Hint: You only need three contrasts.
h) One advantage of having SAS 'do the addition' is that you are not restricted to orthogonal contrasts. Any set of contrasts that define 'four equal means' is sufficient. SAS takes care of the non-orthogonality for you. One set that is easy to write is: A-B = 0, A-C = 0, and A-D = 0, where A, B, C, and D are the four groups. The following contrast statement will compute the SS for the test of 'four equal means':
contrast 'four equal means' trt 1 -1 0 0 0, trt 1 0 -1 0 0, trt 1 0 0 -1 0;
Again, the above assumes that the groups are in the order:
100lbN, 100lbN.P, 50lbN, 50lbN.P No.fert
Add that contrast to your code and run it. Do you get the same SS as in parts f and g? If not, figure out (and summarize in your answer) what you need to do to get the same SS.

Hints for all the above parts:
1) My coefficients are for the treatment order. If you use the trtcode variable, the order is different.
2) Remember to include block in your model. It won't change the SS (because this is an RCBD), but it would change the MSerror and hence F tests.

4) The data in range2.txt are the same data used in problem 3. The treatments are labeled as they would be for a 2 way factorial. The Nrate variable is the nitrogen rate with 3 levels (0, 50 and 100) and the P variable is the presence (+) or absence (-) of phorsphorus.

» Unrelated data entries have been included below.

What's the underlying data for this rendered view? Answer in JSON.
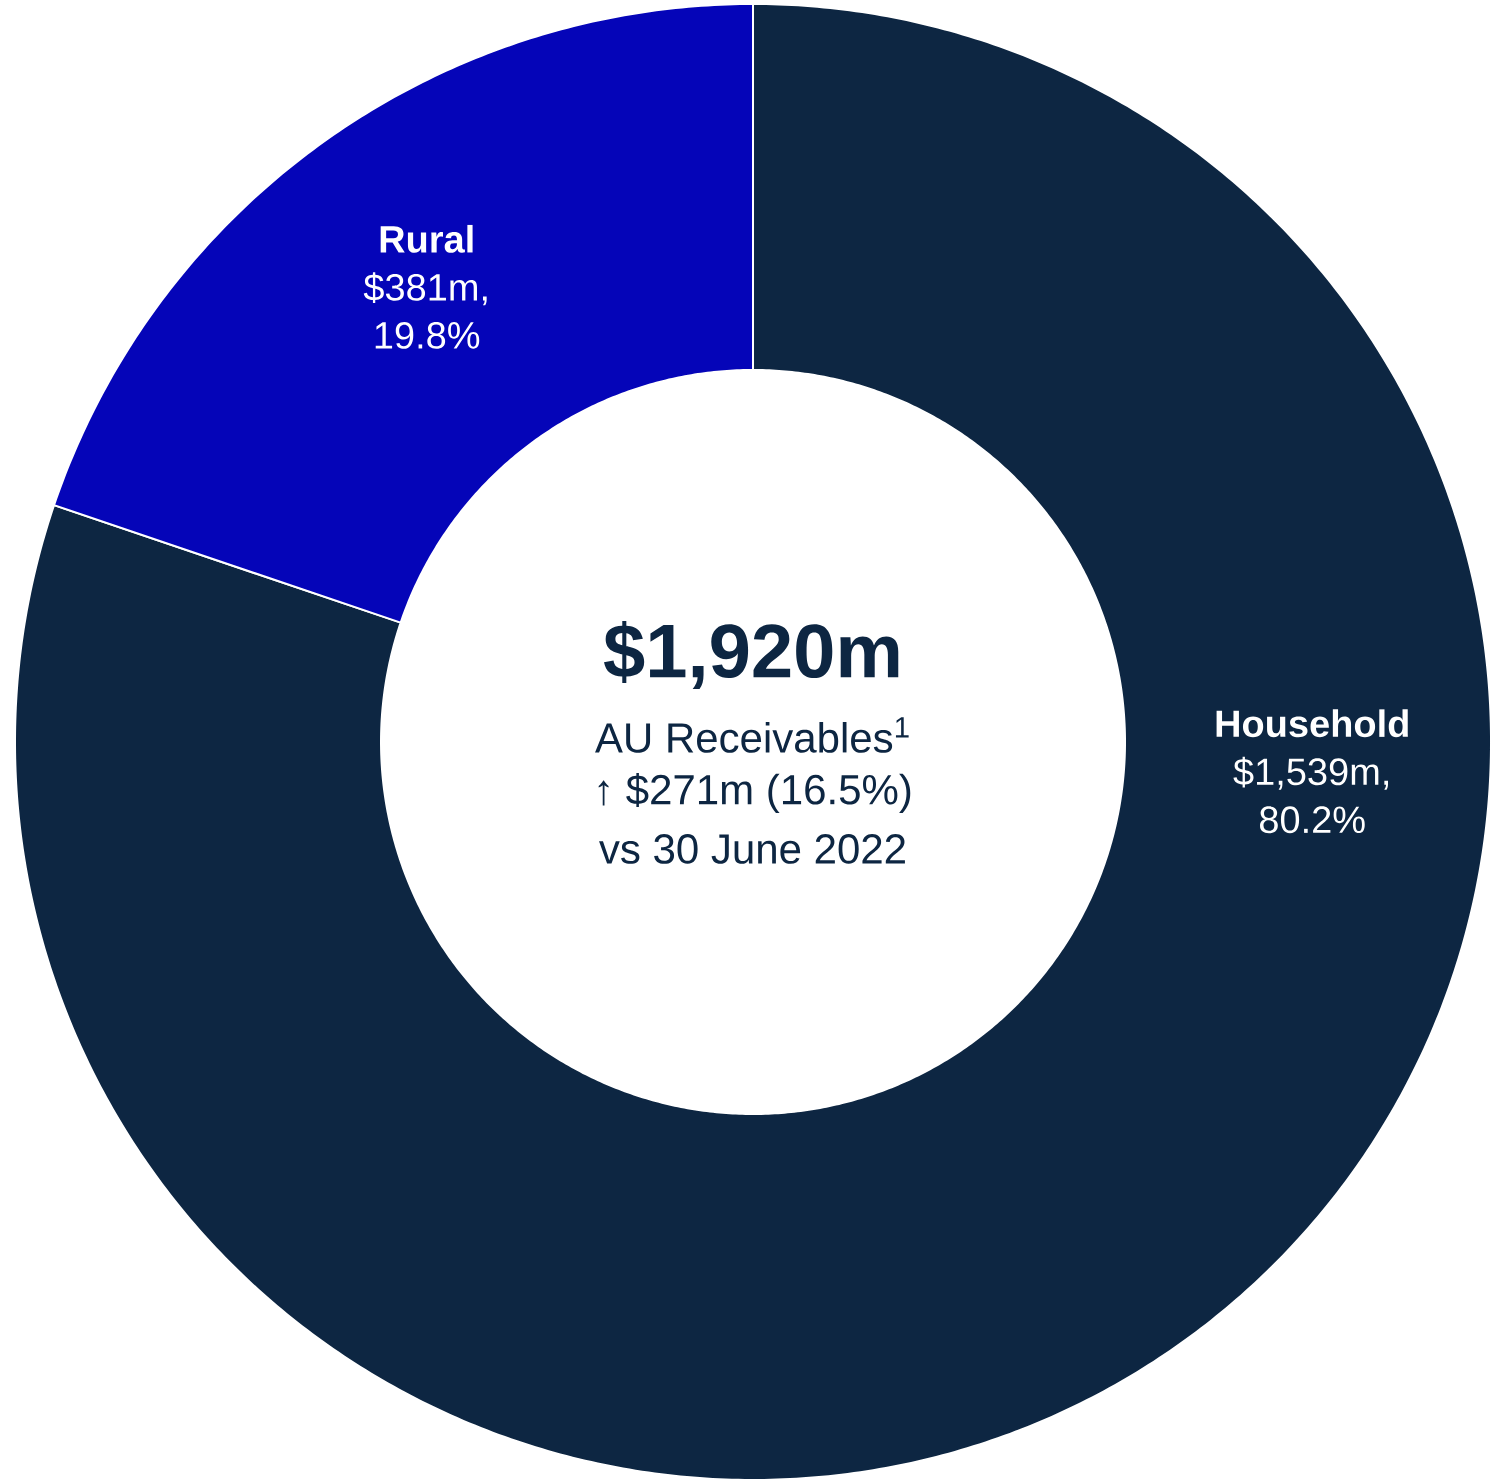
{
  "chart_data": {
    "type": "donut",
    "title": "$1,920m",
    "subtitle": "AU Receivables$^{1}$",
    "annotations": [
      "↑ $271m (16.5%)",
      "vs 30 June 2022"
    ],
    "categories": [
      "Household",
      "Rural"
    ],
    "values": [
      80.2,
      19.8
    ],
    "value_labels": [
      "$1,539m, 80.2%",
      "$381m, 19.8%"
    ],
    "colors": [
      "#0d2642",
      "#0505b8"
    ]
  }
}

Use proc glm; (or mixed with all fixed effects) to fit the usual 2 way ANOVA model (main effects and interaction). Use lsmeans to estimate the marginal means for the 2 P levels and the 3 N levels. Your output will have some unusual features. I can see three obvious ones and there may be more. Identify at least two of these unusual features.

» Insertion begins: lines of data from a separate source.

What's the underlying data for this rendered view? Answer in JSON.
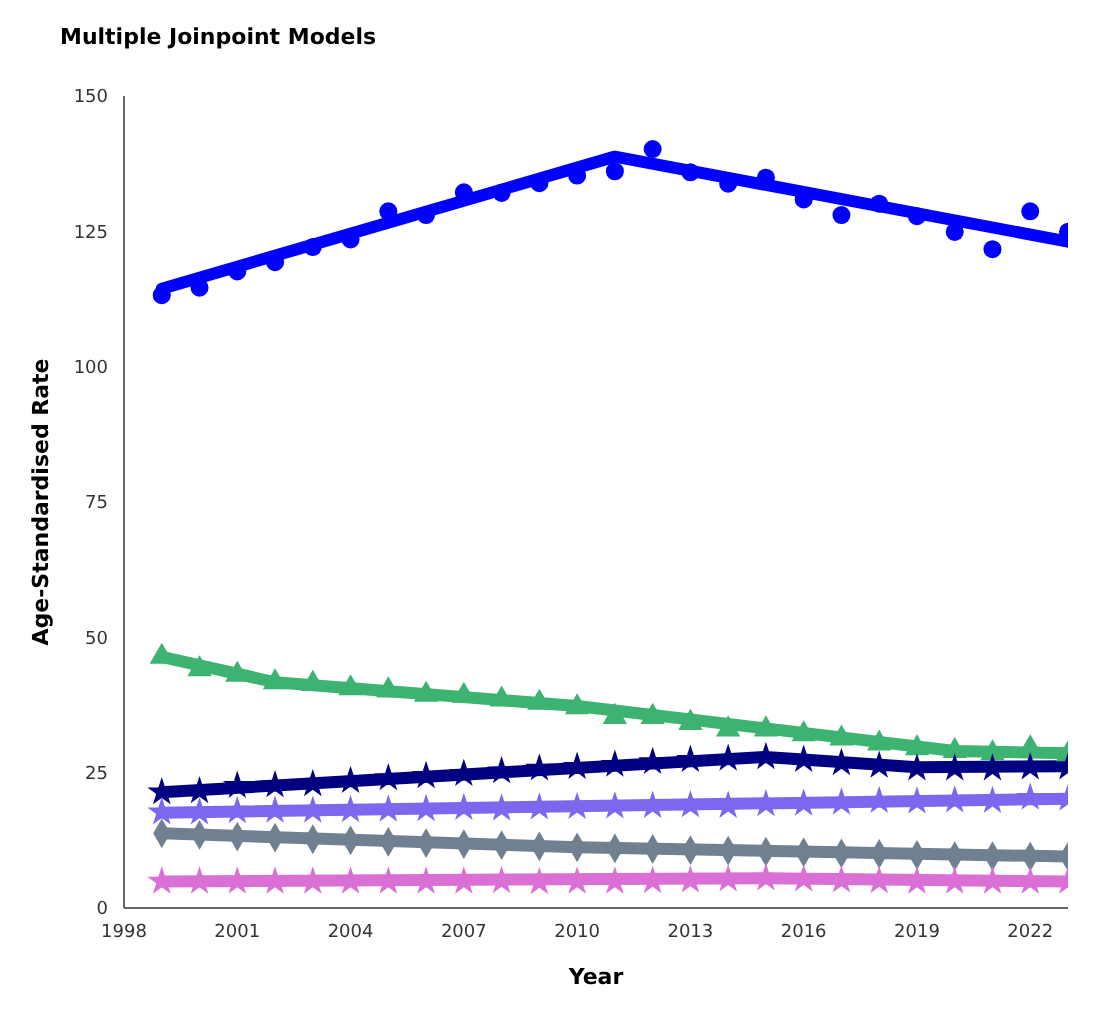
{
  "chart_data": {
    "type": "scatter",
    "title": "Multiple Joinpoint Models",
    "xlabel": "Year",
    "ylabel": "Age-Standardised Rate",
    "xlim": [
      1998,
      2023
    ],
    "xticks": [
      1998,
      2001,
      2004,
      2007,
      2010,
      2013,
      2016,
      2019,
      2022
    ],
    "ylim": [
      0,
      150
    ],
    "yticks": [
      0,
      25,
      50,
      75,
      100,
      125,
      150
    ],
    "x": [
      1999,
      2000,
      2001,
      2002,
      2003,
      2004,
      2005,
      2006,
      2007,
      2008,
      2009,
      2010,
      2011,
      2012,
      2013,
      2014,
      2015,
      2016,
      2017,
      2018,
      2019,
      2020,
      2021,
      2022,
      2023
    ],
    "series": [
      {
        "marker": "circle",
        "color": "#0000ff",
        "values": [
          113.2,
          114.6,
          117.6,
          119.3,
          122.1,
          123.5,
          128.7,
          128.0,
          132.2,
          132.1,
          133.9,
          135.3,
          136.1,
          140.2,
          135.9,
          133.8,
          134.9,
          130.9,
          128.0,
          130.1,
          127.8,
          124.9,
          121.7,
          128.7,
          124.9
        ]
      },
      {
        "type": "line",
        "marker": "none",
        "color": "#0000ff",
        "x": [
          1999,
          2011,
          2023
        ],
        "values": [
          114.4,
          138.8,
          123.1
        ]
      },
      {
        "marker": "triangle",
        "color": "#3cb371",
        "values": [
          46.4,
          44.1,
          43.1,
          41.7,
          41.4,
          40.6,
          40.2,
          39.4,
          39.2,
          38.5,
          37.9,
          37.1,
          35.3,
          35.3,
          34.2,
          33.0,
          33.0,
          32.1,
          31.3,
          30.4,
          29.5,
          29.0,
          28.6,
          29.5,
          28.4
        ]
      },
      {
        "type": "line",
        "marker": "none",
        "color": "#3cb371",
        "x": [
          1999,
          2002,
          2010,
          2020,
          2023
        ],
        "values": [
          46.4,
          41.7,
          37.3,
          29.0,
          28.6
        ]
      },
      {
        "marker": "star",
        "color": "#000080",
        "values": [
          21.4,
          21.6,
          22.6,
          22.7,
          22.9,
          23.5,
          24.0,
          24.4,
          24.8,
          25.3,
          25.8,
          26.1,
          26.5,
          27.0,
          27.4,
          27.6,
          27.9,
          27.4,
          26.8,
          26.3,
          25.8,
          25.8,
          25.8,
          26.0,
          26.0
        ]
      },
      {
        "type": "line",
        "marker": "none",
        "color": "#000080",
        "x": [
          1999,
          2015,
          2019,
          2023
        ],
        "values": [
          21.4,
          27.9,
          26.0,
          26.2
        ]
      },
      {
        "marker": "star",
        "color": "#7b68ee",
        "values": [
          17.7,
          17.7,
          17.9,
          18.0,
          18.0,
          18.1,
          18.2,
          18.3,
          18.5,
          18.4,
          18.6,
          18.7,
          18.8,
          18.9,
          19.0,
          18.9,
          19.2,
          19.3,
          19.5,
          19.8,
          19.7,
          19.9,
          19.8,
          20.4,
          20.2
        ]
      },
      {
        "type": "line",
        "marker": "none",
        "color": "#7b68ee",
        "x": [
          1999,
          2023
        ],
        "values": [
          17.6,
          20.2
        ]
      },
      {
        "marker": "diamond",
        "color": "#708090",
        "values": [
          13.8,
          13.5,
          13.2,
          13.0,
          12.7,
          12.5,
          12.2,
          12.0,
          11.8,
          11.6,
          11.4,
          11.2,
          11.0,
          10.9,
          10.7,
          10.6,
          10.4,
          10.3,
          10.1,
          10.0,
          9.8,
          9.6,
          9.6,
          9.5,
          9.5
        ]
      },
      {
        "type": "line",
        "marker": "none",
        "color": "#708090",
        "x": [
          1999,
          2010,
          2023
        ],
        "values": [
          13.8,
          11.2,
          9.5
        ]
      },
      {
        "marker": "star",
        "color": "#da70d6",
        "values": [
          4.9,
          4.9,
          4.9,
          4.9,
          4.9,
          4.9,
          4.9,
          4.9,
          4.9,
          5.0,
          4.8,
          4.9,
          4.9,
          5.0,
          5.1,
          5.3,
          5.5,
          5.3,
          5.1,
          5.0,
          4.9,
          4.9,
          4.9,
          4.9,
          4.9
        ]
      },
      {
        "type": "line",
        "marker": "none",
        "color": "#da70d6",
        "x": [
          1999,
          2015,
          2023
        ],
        "values": [
          4.9,
          5.5,
          4.9
        ]
      }
    ]
  }
}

5) Reconsider the millet spacing experiment from last week. The data are in millet.txt There are five spacing treatments (numbered 2, 4, 6, 8, and 10) arranged in a 5 x 5 Latin Square. The treatment numbers are the distance in cm between plants along a row. So the treatment numbered 2 has plants 2cm apart; the treatment numbered 4 has plants 4cm apart, and similarly for the other three treatments.

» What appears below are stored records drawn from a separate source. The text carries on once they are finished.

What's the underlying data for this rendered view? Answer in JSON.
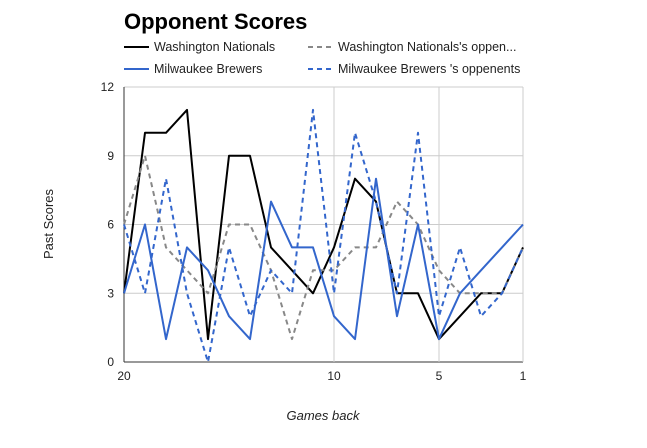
{
  "chart_data": {
    "type": "line",
    "title": "Opponent Scores",
    "xlabel": "Games back",
    "ylabel": "Past Scores",
    "x": [
      20,
      19,
      18,
      17,
      16,
      15,
      14,
      13,
      12,
      11,
      10,
      9,
      8,
      7,
      6,
      5,
      4,
      3,
      2,
      1
    ],
    "xlim": [
      20,
      1
    ],
    "ylim": [
      0,
      12
    ],
    "y_ticks": [
      0,
      3,
      6,
      9,
      12
    ],
    "x_ticks": [
      20,
      10,
      5,
      1
    ],
    "grid": true,
    "legend_position": "top",
    "series": [
      {
        "name": "Washington Nationals",
        "color": "#000000",
        "dash": "solid",
        "values": [
          3,
          10,
          10,
          11,
          1,
          9,
          9,
          5,
          4,
          3,
          5,
          8,
          7,
          3,
          3,
          1,
          2,
          3,
          3,
          5
        ]
      },
      {
        "name": "Washington Nationals's oppen...",
        "color": "#888888",
        "dash": "dashed",
        "values": [
          6,
          9,
          5,
          4,
          3,
          6,
          6,
          4,
          1,
          4,
          4,
          5,
          5,
          7,
          6,
          4,
          3,
          3,
          3,
          5
        ]
      },
      {
        "name": "Milwaukee Brewers",
        "color": "#3366cc",
        "dash": "solid",
        "values": [
          3,
          6,
          1,
          5,
          4,
          2,
          1,
          7,
          5,
          5,
          2,
          1,
          8,
          2,
          6,
          1,
          3,
          4,
          5,
          6
        ]
      },
      {
        "name": "Milwaukee Brewers 's oppenents",
        "color": "#3366cc",
        "dash": "dashed",
        "values": [
          6,
          3,
          8,
          3,
          0,
          5,
          2,
          4,
          3,
          11,
          3,
          10,
          7,
          3,
          10,
          2,
          5,
          2,
          3,
          5
        ]
      }
    ]
  }
}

a) Calculate the means for each spacing treatment and plot the mean yield against spacing distance. Does the relationship between yield and spacing seem close to linear (i.e. close to a straight line)?

Contrasts provide a way to test whether a linear trend is sufficient to summarize the differences between treatment means.
b) The coefficients of the contrast to test for a linear effect of spacing are -2, -1, 0, 1, and 2 (for treatments in the order 2, 4, 6, 8, 10). (beware if treatments are in a different order if treatment is a categorical variable, i.e. input with a $).
Calculate the SS for that contrast and test the null hypothesis of no linear effect of spacing. Report the F statistic and p-value.
c) The contrast in part b accounts for one part of the treatment SS. The remaining SS (i.e. the left over part) are large when a linear model is not sufficient to describe the pattern in the means. Here, these left over SS have 3 d.f. If the F statistic for the 'left over' parts is significant, there is evidence that the response to spacing is not linear. Calculate the 'left over' SS and construct the F test. Report the F statistic and an approximate p-value.
Note: Calculating the left over SS is easiest by hand, so you will probably use F tables to get the p-value.